De meados do século 20 em diante, a discussão dos rumos da Literatura ocupou não apenas acadêmicos, mas também estudiosos, leitores e intelectuais: a Literatura deveria desempenhar um papel voltado estritamente ao refinamento estético (sustentando o que alguns denominavam de atuação conservadora) ou às denúncias sociais (flanando na corrente esquerdista)?
Estados Unidos e União Soviética simbolizavam as potências antagônicas em disputa pela hegemonia política. Os países latino-americanos que aderiram aos golpes militares como retórica de manutenção da ordem, do desenvolvimento e do progresso receberam apoio expresso ou velado dos Estados Unidos. A União Soviética defendia seus interesses subsidiando ações de treinamento ideológico, político e militar.
O tempo se encarregou de desmascarar a estrutura defendida pelo capitalismo e pelos americanos. A União Soviética deu seus últimos suspiros e agonizou no início dos anos 1990. Os países que continuaram socialistas ou comunistas ou entraram em colapso (como alguns europeus), ou consolidaram ditaduras (nos evidentes casos de Venezuela, Cuba, China e Coréia do Norte).

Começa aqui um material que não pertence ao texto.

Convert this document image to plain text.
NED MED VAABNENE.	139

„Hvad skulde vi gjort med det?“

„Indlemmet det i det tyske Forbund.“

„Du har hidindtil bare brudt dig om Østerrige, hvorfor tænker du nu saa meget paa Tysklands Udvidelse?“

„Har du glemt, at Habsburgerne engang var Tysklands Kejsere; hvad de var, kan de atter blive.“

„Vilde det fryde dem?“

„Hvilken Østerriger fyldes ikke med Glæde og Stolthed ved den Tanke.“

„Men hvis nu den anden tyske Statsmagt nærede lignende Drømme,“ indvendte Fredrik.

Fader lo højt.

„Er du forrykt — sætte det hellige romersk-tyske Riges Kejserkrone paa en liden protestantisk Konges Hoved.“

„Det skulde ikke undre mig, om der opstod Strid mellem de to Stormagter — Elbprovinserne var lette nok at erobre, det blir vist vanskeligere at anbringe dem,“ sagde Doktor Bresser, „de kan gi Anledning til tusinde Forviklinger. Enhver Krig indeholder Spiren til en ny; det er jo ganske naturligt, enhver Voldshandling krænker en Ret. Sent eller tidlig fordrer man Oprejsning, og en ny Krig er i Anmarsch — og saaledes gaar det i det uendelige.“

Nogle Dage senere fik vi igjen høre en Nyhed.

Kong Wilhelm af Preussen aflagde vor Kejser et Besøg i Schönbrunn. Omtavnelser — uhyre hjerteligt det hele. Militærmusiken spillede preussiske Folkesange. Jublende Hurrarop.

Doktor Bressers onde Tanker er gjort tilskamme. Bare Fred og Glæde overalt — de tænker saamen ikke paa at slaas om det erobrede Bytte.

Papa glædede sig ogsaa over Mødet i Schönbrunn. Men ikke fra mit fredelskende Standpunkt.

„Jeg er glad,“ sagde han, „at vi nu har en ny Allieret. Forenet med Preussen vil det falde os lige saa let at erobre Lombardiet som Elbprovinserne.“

O antagonismo entre socialismo e capitalismo se tornou questão especulativa uma vez que este se sobrepôs àquele, exigindo mudanças rápidas nos meios de produção e na distribuição de renda em grandes potências como Rússia e China.

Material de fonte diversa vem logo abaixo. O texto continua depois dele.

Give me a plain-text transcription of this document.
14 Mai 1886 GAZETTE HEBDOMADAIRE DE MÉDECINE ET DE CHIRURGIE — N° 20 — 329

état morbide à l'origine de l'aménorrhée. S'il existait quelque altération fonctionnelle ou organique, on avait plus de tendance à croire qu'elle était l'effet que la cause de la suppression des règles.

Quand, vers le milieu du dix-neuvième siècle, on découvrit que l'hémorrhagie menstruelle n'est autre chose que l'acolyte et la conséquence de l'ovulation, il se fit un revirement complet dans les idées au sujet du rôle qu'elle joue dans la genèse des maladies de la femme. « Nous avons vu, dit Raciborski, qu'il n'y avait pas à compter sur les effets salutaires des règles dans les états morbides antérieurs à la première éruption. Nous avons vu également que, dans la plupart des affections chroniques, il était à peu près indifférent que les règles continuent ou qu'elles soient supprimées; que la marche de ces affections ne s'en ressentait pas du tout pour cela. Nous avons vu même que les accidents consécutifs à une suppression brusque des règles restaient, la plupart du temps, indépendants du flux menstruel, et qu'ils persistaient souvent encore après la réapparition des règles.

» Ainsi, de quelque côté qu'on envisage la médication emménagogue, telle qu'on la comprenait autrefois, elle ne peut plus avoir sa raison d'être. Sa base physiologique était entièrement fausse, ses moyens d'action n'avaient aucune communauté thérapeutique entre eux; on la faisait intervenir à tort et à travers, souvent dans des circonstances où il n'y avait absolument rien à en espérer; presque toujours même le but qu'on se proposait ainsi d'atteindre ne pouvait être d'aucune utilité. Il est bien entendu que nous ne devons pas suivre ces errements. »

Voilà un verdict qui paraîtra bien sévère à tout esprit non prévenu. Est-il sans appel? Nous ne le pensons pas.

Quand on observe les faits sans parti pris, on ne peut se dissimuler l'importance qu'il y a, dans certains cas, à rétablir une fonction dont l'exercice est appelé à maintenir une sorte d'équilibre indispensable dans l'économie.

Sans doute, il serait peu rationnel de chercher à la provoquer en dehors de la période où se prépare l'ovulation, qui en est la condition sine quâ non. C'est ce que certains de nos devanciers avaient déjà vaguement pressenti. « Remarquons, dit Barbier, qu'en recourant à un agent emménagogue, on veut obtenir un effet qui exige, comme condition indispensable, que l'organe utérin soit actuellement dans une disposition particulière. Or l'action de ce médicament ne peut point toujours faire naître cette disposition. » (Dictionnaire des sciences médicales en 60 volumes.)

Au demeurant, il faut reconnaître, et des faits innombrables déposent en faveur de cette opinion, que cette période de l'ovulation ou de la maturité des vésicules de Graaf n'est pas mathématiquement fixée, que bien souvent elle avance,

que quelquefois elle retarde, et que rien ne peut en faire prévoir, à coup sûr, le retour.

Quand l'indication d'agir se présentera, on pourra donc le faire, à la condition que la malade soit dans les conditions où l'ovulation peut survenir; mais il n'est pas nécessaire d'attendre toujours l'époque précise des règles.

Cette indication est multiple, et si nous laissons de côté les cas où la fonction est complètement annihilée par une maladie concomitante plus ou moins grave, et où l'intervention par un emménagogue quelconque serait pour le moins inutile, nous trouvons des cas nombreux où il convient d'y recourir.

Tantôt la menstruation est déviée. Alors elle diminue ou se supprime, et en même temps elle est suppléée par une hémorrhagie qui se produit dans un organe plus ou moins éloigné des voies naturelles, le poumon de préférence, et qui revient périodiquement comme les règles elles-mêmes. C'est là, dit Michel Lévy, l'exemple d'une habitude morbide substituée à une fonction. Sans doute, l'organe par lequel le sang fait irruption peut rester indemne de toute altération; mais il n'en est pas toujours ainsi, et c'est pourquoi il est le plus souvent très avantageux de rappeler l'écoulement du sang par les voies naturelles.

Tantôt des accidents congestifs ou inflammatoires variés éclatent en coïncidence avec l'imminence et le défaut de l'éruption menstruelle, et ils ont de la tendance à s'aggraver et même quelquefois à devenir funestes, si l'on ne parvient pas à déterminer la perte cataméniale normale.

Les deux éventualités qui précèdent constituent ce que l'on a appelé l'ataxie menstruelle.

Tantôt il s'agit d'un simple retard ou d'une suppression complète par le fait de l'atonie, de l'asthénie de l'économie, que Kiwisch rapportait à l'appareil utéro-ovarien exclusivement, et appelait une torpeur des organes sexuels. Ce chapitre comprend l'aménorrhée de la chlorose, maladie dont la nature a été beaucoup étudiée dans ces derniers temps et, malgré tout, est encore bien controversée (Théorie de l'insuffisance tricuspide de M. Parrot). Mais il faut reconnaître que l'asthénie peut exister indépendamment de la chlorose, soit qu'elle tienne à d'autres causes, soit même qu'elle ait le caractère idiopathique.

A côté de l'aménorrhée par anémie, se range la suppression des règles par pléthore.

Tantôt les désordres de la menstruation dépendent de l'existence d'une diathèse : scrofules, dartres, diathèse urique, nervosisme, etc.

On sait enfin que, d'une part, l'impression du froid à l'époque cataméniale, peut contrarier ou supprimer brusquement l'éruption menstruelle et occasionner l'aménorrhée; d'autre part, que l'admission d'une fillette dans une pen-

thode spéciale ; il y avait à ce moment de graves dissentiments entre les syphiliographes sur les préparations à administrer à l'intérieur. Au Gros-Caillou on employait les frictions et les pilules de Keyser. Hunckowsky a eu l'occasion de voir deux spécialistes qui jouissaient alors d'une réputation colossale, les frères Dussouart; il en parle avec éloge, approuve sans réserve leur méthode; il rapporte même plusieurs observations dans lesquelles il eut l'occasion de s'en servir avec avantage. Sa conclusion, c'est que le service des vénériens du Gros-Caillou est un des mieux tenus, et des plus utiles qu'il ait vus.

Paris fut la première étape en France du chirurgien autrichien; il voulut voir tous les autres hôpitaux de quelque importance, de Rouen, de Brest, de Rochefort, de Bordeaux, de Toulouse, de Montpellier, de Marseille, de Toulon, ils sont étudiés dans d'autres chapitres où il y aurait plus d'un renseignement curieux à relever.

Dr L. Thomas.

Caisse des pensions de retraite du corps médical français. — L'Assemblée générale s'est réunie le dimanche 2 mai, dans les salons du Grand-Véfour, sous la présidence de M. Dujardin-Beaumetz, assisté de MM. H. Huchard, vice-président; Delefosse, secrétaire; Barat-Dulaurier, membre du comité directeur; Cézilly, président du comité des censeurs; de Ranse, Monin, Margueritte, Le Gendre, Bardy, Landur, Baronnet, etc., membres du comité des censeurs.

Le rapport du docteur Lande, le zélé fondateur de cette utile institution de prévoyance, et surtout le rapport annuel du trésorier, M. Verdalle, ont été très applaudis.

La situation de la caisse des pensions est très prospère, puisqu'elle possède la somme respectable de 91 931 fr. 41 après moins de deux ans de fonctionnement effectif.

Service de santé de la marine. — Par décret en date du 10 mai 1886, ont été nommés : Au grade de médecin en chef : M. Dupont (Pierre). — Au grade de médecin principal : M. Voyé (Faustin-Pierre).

Boa parte dos socialistas do século 21 – perdida pela falta de antagonismos, maniqueísmos, dicotomias – rumou à inexplicável incapacidade de compreensão contemporânea. No entanto, observando o ambiente instaurado, outros continuaram acreditando no socialismo simbolizado em tentativas de modificações realizadas pela sociedade – e também pelo Estado – dentro do liberalismo. Advogado e ex-ministro da Justiça, Tarso Genro defende essa perspectiva em dos capítulos de “O mundo real” (L&PM, 2008, 136 p.)

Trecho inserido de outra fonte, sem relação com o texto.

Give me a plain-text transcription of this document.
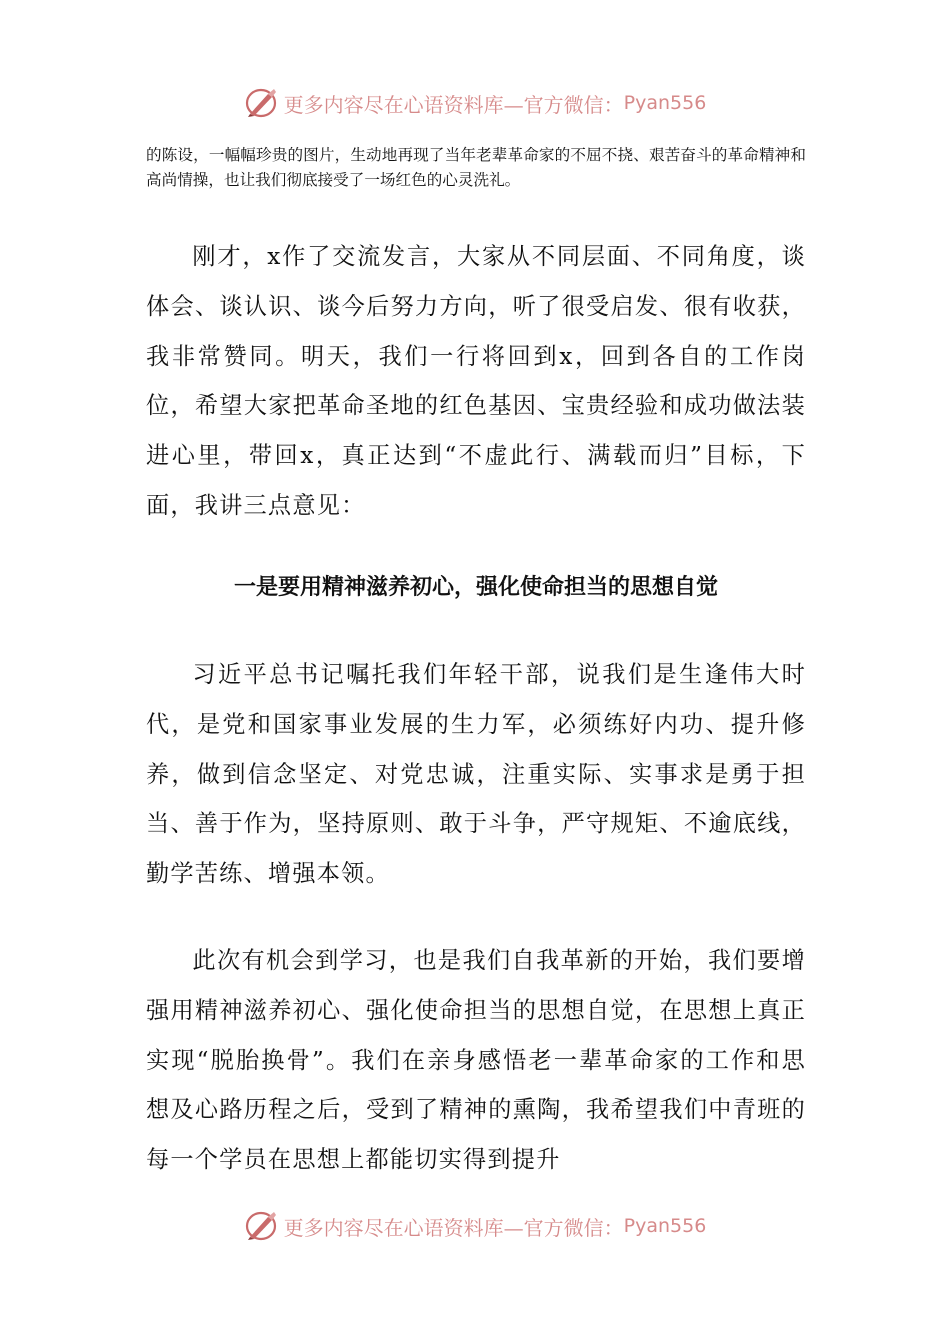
更多内容尽在心语资料库—官方微信： Pyan556

的陈设，一幅幅珍贵的图片，生动地再现了当年老辈革命家的不屈不挠、艰苦奋斗的革命精神和高尚情操，也让我们彻底接受了一场红色的心灵洗礼。

刚才，x作了交流发言，大家从不同层面、不同角度，谈体会、谈认识、谈今后努力方向，听了很受启发、很有收获，我非常赞同。明天，我们一行将回到x，回到各自的工作岗位，希望大家把革命圣地的红色基因、宝贵经验和成功做法装进心里，带回x，真正达到“不虚此行、满载而归”目标，下面，我讲三点意见：

一是要用精神滋养初心，强化使命担当的思想自觉

习近平总书记嘱托我们年轻干部，说我们是生逢伟大时代，是党和国家事业发展的生力军，必须练好内功、提升修养，做到信念坚定、对党忠诚，注重实际、实事求是勇于担当、善于作为，坚持原则、敢于斗争，严守规矩、不逾底线，勤学苦练、增强本领。

此次有机会到学习，也是我们自我革新的开始，我们要增强用精神滋养初心、强化使命担当的思想自觉，在思想上真正实现“脱胎换骨”。我们在亲身感悟老一辈革命家的工作和思想及心路历程之后，受到了精神的熏陶，我希望我们中青班的每一个学员在思想上都能切实得到提升

更多内容尽在心语资料库—官方微信： Pyan556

As discussões teóricas são benéficas na medida em que acrescentam valores sólidos às mudanças sociais, mas se perdem antes de chegarem ao grande público. Para tratá-las de maneira abrangente, a arte da palavra se constitui em meio sutil e elegante. Entre os grandes escritores contemporâneos dotados de sutileza e elegância, o uruguaio Eduardo Galeano.
Eduardo Galeano recebeu diversos prêmios literários e jornalísticos, publicou vários livros no Brasil e no exterior, captou com delicadeza as nuances do cotidiano e desenvolveu um texto límpido e cheio de estilo – comparado, no Brasil, ao do jornalista Mino Carta.
A questão, em suma, se concentra na capacidade com que desenlaça os problemas da rotina. Mestre da escrita curta, Galeano usa a crônica – gênero bastante difundido e reconhecido entre nós – para transmitir mensagens profundas. São reflexões sobre assuntos que vão da culinária ao esporte, da beleza à fome, da inteligência ao modo rústico de vida.
Em BOCAS DO TEMPO, relançado em formato de bolso, sobressaem animais, educação, morte, casamento, relevância da água, do mar, do vinho, das confusões e peculiaridades entre ciência e religião, de Literatura, de livro, de respeito à pluralidade de culturas deixando para o fim, assim como numa fábula, o desfecho moral, marcado por uma mensagem implícita.
Galeano transfere beleza aos tópicos socialistas pela singular possibilidade de conscientização pela palavra. Quando, por exemplo, trata do vinho, recorda-se de uma taberna cujos proprietários marcavam na parede as dívidas dos consumidores. Uma vez por ano, a taberna era pintada, as contas esquecidas, a vida comemorada e os novos clientes batizados “com um pequeno toque de vinho na testa”. (p. 95) A mensagem: estamos em busca da vida plena ou de cobranças que girarão a máquina capitalista?
Em “O professor”, a concorrência e o individualismo – características do sistema liberal – são atacados suavemente no relato de um concurso literário promovido por uma escola a que fora convidado para composição do júri. Os três julgadores leram os trabalhos e proclamaram os resultados: “O concurso foi vencido por todos, e para cada premiado houve uma ovação, uma chuva de serpentina e uma medalhinha doada pelo joalheiro do bairro”. (p. 61) Existiria maneira mais suave de transmitir práticas socialistas?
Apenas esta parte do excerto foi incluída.